I’ve been with my fiancé for 4 years, and not less than a year into our relationship I started getting asked, “when are you having kids?” My answer? “I don’t want kids.” Their response? “Haha, I’m sure you’ll change your mind, you’re still young!”
I’ve just turned 28 years old and my biological clock is ticking. I don’t give a damn. I still have no intention of ever having kids, while my fiancé is MORE than fine with that (it was a subject discussed early on in our relationship that neither of us wanted children), it seems to gobsmack everyone else in our lives… and some that aren’t even in our lives.
I don’t want children simply for the reason the I am content with my lover and my life. While some see a child as a “bonding pratice” I see a child as a nuissance and something that would get in the way of us spending valuable time together. The two of us get limited hours in a day as it is running several businesses, where the hell would a child fit in that?
Don’t get me started on the number it would do on my body which I spend countless hours in the gym on weekly!
So where is this leading? Why I don’t want children and why people can’t accept it.
Let’s start with the term Maternal Instincts.
Maternal Instincts: noun: the natural tendency that a mother has to behave or react in a particular way around her child or children.
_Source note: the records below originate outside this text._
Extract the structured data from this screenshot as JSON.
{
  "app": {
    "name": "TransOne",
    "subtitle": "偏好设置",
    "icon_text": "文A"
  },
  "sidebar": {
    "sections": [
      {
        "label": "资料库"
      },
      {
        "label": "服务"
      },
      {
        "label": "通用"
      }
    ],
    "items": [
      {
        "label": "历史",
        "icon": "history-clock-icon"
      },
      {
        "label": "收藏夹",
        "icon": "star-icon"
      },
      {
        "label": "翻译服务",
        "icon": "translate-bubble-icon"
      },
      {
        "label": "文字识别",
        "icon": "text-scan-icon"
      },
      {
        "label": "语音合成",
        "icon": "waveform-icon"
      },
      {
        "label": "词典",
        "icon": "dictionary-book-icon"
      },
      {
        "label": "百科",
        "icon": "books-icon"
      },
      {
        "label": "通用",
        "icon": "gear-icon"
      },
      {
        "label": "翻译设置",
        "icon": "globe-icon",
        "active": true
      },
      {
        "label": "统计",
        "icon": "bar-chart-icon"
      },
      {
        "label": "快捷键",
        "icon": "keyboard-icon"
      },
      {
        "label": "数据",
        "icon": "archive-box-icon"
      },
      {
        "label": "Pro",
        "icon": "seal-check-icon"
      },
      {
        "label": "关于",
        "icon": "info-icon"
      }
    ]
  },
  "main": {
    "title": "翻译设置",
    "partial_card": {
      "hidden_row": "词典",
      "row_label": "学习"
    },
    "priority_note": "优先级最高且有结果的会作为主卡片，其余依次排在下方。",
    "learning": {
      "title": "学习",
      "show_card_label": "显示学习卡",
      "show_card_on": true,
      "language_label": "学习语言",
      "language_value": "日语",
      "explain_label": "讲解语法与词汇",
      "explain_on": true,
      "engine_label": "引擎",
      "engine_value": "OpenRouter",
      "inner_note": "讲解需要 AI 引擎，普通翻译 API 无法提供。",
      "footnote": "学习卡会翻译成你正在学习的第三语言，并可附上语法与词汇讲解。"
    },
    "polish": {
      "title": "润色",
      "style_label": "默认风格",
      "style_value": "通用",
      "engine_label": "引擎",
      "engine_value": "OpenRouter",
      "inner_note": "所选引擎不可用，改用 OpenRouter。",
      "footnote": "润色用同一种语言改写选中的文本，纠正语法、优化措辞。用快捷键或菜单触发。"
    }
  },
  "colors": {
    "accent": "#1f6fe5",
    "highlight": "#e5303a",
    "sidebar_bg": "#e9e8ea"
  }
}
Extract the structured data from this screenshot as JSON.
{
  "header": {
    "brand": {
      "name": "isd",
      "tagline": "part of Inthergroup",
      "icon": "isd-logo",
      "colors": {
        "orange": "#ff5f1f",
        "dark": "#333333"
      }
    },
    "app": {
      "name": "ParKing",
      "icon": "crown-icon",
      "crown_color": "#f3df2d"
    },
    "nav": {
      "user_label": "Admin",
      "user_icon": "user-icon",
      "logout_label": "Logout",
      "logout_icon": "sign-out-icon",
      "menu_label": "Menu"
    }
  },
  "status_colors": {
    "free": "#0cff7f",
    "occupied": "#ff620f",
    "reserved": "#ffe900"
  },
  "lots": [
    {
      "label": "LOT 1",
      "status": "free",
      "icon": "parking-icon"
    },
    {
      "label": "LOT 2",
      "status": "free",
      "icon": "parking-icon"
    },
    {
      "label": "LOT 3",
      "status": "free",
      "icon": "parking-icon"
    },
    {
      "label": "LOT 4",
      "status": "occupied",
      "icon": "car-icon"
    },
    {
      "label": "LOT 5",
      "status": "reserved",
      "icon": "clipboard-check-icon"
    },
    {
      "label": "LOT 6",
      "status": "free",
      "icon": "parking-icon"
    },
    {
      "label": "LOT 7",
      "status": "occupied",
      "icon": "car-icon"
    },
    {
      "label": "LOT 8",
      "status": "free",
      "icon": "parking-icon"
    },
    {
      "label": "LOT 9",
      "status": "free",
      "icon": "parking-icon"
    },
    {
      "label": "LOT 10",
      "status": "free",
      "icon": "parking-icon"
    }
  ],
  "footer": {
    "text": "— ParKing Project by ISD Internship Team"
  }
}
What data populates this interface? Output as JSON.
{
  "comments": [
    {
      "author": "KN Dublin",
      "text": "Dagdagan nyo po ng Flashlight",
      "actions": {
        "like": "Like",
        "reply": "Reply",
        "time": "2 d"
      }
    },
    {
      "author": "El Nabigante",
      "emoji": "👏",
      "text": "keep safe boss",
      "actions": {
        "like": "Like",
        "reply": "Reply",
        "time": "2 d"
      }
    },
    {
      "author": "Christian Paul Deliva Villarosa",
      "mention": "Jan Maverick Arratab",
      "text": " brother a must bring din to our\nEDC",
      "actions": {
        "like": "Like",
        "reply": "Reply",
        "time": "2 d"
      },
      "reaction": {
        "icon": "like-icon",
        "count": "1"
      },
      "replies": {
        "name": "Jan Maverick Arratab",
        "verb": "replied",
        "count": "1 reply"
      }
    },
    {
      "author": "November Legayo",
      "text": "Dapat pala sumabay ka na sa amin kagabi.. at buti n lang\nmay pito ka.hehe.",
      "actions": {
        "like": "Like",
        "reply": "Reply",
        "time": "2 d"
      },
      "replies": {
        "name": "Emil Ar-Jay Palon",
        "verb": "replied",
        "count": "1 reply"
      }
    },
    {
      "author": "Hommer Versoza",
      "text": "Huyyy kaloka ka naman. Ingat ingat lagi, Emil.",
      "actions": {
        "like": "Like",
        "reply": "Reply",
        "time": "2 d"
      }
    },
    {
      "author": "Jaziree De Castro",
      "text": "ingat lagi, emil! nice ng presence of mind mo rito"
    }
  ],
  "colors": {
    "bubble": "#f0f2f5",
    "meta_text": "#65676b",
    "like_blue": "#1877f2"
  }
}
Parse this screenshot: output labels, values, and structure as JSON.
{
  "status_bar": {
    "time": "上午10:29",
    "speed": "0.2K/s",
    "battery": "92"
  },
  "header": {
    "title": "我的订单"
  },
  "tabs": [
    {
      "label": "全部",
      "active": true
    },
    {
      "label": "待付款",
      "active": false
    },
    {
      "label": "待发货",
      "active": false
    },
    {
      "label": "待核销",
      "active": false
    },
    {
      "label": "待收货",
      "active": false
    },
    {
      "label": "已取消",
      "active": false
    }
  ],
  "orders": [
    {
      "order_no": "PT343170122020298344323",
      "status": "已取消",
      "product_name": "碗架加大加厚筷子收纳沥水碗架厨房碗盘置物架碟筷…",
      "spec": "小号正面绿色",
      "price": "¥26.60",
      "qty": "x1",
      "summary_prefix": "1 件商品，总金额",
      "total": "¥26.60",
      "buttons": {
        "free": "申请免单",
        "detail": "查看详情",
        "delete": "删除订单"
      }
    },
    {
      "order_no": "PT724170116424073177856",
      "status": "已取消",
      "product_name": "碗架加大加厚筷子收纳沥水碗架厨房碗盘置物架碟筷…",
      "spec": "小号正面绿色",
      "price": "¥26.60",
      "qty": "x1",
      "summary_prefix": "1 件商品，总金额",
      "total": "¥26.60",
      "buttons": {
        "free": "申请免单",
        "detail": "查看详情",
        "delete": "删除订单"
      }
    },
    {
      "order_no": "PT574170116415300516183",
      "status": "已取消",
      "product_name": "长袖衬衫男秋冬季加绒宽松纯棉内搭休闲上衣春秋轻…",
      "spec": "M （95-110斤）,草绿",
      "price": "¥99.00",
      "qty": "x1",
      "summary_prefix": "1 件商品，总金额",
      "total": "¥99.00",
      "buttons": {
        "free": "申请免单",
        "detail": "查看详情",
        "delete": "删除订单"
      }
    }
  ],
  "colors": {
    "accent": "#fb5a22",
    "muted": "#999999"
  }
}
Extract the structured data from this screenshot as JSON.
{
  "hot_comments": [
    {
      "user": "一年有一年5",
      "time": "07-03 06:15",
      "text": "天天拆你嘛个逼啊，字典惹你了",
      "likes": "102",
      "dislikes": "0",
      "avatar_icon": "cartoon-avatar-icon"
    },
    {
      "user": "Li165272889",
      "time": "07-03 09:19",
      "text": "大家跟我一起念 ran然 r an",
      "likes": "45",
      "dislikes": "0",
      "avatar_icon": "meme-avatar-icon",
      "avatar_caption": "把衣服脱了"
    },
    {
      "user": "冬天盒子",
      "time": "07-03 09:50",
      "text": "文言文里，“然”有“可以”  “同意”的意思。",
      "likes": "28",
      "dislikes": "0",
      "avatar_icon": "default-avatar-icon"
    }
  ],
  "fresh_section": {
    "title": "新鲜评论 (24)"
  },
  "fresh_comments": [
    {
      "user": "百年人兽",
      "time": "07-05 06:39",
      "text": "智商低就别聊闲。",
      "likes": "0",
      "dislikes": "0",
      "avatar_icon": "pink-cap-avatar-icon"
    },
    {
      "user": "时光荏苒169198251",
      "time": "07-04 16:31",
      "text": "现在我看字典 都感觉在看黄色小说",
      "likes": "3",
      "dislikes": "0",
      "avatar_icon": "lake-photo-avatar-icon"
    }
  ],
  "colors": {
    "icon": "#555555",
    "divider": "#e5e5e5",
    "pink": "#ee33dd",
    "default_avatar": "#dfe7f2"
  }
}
My fiancé’s niece comes around and I cringe. I don’t know how to hold a child or make it laugh… nor do I have the desire to learn this. I see a baby cry and I see it as an annoyance. I would be a terrible mother. But moving on, the actual term “maternal instinct” implies that it would be innate. If motherhood was truly an instinct and everyone was intended to be a mother, all women would be born with motherly instincts. Post-partum depression would not exist, because a mother would know that their child is suffering from the separation of its
mother. Abortion would not be natural, and teen mothers wouldn’t throw their babies in trash cans. Instead, they would innately love their children and accept their role. But alas, that’s not how it is, and these things do happen, and it is heartbreaking. [As much as I don’t care for children myself, it hurts me to see how many get brought into the world and have horrible lives (or in the case of abortion—no life at all), just because their mommies and daddies were too irresponsible to use a proper method of birth control. If you don’t want kids, don’t have them, simple as that in this day and age.]
Next up: Why can’t people accept that I don’t want children despite telling them all of this?
Because it’s built into society’s minds that you must procreate. On school, television, media, even board games (the game of LIFE), it’s always thrown in your face and naturally accepted that you should have children. There’s even an ad running on YouTube lately that says “There’s no better way than to show your love for your partner than the gift of children.” No one thinks any different, and when someone does think different and throws the average human mind for a loop.
One of the lines that really irks me when I retort of “Why do you want kids?” is when I get the answer back, “I need to someone to carry on my legacy!” Ok… what the hell? What legacy are we talking about here? The legacy of spending 8 years in college and settling for working minimum wage? Nice one, buddy, your future child will love taking that to show and tell.
I think the world has a very bad problem with accepting women who chose not to procreate. I find this very strange that it’s still so harshly shoved down your face with the women’s movements and women’s rights being so strong these days. In my experience and research, a doctor will actually argue with you if you have not had at least 1 child when you ask for an IUD or longer acting birth control method such as ESSURE. This, in my opinion, could be a massive leader to many unplanned pregnancies and abortions. While IUD insertions can be more painful for a women who has not given birth, surely if a doctor explains the risks, if a woman is willing, it’s a lot less painful than bringing an unwanted life into the world.
If you don’t want children, stick to your guns. Don’t let family or anyone else pressure you into it. Remember, it’s going to be you and your hubby doing rounds and changing diapers at 3a.m, not them. On the other hand, if you’re expecting or have children, my hands out to you—I hope you are a great parent!